Last Wednesday, Hoover Institute fellow Fouad Ajami criticized how some diplomats and journalists have “… isolated the nuclear issue from the broader context of Iran’s behavior in the region.” On the same day Washington Institute fellow Matthew Levitt described three decades of Iranian terrorism, including terrorism targeting American overseas and on U.S. soil.
For his part Iranian President Hassan Rouhani has explicitly vowed to deepen Iran’s commitment to its Lebanese terror proxy Hezbollah. His cabinet choices align well with that commitment. The sitting defense minister, Brig. Gen. Hossein Dehghan, was directing what would become Hezbollah on behalf of Tehran when the U.S. Marine barracks in Lebanon were attacked.
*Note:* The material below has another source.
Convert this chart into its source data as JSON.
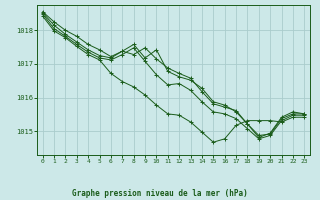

Col. Tim Geraghty, who commanded the peacekeeping force that was targeted, notes that in this respect there’s a direct line between Rouhani’s defense pick and the ones of his predecessor Ahmadinejad:
That includes current leadership in Tehran. Retired Col. Tim Geraghty, who commanded the international peacekeeping mission and the 24th Marine Amphibious Unit that lost 220 Marines that day, said Brig. Gen. Hossein Dehghan, the new Iranian defense minister, is the former Iranian Revolutionary Guard commander who helped oversee the attack.
Geraghty spoke at a remembrance ceremony at Camp Lejeune in Jacksonville, N.C., on Wednesday. “The past three Iranian ministers of defense, including the current one selected a few months ago, all have peacekeepers’ blood on their hands and are leading the Iranian lockstep march for the acquisition of nuclear weapons,” Geraghty said.
Dehghan’s immediate predecessor was Ahmad Vahidi, who is a top official in the IRGC’s foreign terrorism-oriented Quds Force. He is also wanted by Interpol for links to the 1994 AMIA bombing in Argentina. Vahidi’s predecessor Mostafa Mohammad-Najjar was a top IRGC figure operating in Lebanon during the 1983 account.